= General Congregation Council =

Laity of the Coptic Orthodox Church of Alexandria

General Congregation Council (المجلس الملي العام للأقباط الأرثوذكس) is part of the Coptic Orthodox Church of Alexandria and represents the laity of the Church, it is also known as the Coptic Orthodox Lay Council

Established in February 1874 during the vacancy time of the Patriarchal Throne before the election of Pope Cyril V of Alexandria. The order for its establishment was issued by Isma'il Pasha who was, then, the Khedive of Egypt. The first rules of the Council were issued in January 1874 by Khedive Tewfik Pasha who ruled Egypt after his father Isma'il Pasha. By 1883, the Council was fully established and in charge of managing non ecclesiastical matters of the church.

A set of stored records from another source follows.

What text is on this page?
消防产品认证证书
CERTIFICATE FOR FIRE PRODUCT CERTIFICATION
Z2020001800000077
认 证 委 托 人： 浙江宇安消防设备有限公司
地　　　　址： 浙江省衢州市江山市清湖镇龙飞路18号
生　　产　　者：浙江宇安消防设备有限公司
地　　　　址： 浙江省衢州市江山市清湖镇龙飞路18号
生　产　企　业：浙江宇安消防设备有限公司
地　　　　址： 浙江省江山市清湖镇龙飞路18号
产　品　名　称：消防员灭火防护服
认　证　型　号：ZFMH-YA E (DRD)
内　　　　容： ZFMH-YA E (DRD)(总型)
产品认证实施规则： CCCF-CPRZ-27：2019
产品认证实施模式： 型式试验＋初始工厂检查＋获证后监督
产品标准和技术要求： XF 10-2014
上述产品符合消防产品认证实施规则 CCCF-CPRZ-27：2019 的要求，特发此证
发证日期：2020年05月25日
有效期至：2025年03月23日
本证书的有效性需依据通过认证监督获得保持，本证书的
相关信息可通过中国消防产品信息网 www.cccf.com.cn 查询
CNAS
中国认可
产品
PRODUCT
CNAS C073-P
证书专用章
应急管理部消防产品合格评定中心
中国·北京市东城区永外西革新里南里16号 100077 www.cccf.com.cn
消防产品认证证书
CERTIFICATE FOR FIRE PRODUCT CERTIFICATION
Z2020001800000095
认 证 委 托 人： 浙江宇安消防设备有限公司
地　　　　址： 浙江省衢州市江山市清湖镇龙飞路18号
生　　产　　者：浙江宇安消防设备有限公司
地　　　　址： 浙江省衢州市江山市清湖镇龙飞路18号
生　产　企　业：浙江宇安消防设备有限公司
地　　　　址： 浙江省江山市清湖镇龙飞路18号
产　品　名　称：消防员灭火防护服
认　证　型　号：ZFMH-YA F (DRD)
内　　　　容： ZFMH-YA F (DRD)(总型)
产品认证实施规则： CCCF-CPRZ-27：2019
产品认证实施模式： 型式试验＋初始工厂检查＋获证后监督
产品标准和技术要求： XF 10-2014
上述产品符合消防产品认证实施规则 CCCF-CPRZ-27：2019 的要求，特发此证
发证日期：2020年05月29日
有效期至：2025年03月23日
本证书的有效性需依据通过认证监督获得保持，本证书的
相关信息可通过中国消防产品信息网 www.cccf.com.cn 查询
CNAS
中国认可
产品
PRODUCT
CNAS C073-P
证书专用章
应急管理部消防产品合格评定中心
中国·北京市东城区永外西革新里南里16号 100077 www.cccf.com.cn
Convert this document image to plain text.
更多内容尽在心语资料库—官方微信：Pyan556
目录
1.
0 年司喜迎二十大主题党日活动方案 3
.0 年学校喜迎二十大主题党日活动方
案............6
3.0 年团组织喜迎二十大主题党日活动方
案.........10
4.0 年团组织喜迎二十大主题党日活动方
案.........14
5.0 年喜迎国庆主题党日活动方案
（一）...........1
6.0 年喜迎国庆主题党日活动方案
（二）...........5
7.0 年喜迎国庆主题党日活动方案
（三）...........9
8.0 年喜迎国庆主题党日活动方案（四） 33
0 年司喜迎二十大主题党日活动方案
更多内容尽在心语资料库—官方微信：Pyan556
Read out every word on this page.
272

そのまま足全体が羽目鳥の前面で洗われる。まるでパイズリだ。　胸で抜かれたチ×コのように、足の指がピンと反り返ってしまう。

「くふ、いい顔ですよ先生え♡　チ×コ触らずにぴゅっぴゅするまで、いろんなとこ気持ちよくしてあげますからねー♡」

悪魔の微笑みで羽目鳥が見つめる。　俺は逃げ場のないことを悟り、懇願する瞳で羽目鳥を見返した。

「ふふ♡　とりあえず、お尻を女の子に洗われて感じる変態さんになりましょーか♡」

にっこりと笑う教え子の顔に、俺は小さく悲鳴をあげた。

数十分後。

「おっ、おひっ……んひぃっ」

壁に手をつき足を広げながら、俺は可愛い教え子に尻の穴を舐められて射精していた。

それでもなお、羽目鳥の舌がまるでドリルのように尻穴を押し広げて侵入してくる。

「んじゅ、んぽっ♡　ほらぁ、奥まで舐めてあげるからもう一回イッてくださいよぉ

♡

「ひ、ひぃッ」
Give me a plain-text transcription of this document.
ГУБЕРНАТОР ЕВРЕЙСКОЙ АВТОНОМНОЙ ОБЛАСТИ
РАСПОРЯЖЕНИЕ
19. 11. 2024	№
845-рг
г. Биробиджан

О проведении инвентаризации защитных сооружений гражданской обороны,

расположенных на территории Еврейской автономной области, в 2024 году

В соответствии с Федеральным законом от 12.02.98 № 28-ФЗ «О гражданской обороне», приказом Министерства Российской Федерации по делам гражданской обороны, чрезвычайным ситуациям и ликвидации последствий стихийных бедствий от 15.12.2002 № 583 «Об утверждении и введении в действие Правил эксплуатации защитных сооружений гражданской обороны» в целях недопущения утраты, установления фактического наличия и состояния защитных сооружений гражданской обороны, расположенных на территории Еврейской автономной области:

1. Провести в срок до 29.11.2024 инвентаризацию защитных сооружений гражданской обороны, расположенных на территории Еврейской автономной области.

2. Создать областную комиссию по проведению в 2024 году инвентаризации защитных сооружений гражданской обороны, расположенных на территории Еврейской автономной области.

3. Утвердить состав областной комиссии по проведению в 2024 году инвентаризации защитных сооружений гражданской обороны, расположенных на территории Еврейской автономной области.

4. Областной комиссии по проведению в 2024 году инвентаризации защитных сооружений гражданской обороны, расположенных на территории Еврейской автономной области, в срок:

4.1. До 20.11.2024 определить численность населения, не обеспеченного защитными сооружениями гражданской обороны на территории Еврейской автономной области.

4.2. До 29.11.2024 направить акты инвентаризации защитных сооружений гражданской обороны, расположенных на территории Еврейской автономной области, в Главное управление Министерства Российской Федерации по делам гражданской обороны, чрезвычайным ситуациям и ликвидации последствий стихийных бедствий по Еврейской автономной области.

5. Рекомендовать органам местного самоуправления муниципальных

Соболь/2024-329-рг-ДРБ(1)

The Chairman of the council is the Pope of the Coptic Orthodox Church of Alexandria.

== General Secretary ==

Currently the General Secretary for the Council is Dr. Tharwat Bassily. Previously this post has seen many prominent Copts like Boutros Ghali the grandfather of Boutros Boutros Ghali and Habib Elmasry the father of Iris Habib Elmasry.

== Members ==

Currently the Council is formed of twenty four members (males and females) elected by the Copts in Egypt and is chaired by the Pope.

== Relations with the Popes ==

The Council had a disagreement with Pope Cyril V of Alexandria at the start of his pontificate, which was resolved in the Pontiff's favour. This was followed by several confrontations between the two parties, primarily because of the Pope's objection about the interference of the Council in the church's matters.

There were at many times tension between the Council and the Pope, especially during the Pontificate of Pope Macarius III (1942–1944), the council agreed with The Holy Synod of the Coptic Orthodox Church in the decision to remove Pope Joseph II (1946–1956) from office in 1954.

During the Pontificate of Pope Cyril VI (1959–1971) there was no major disagreements and Pope Shenouda III (1971–2012) maintained a good relationship with the Council, since he was the Chairman of the Council.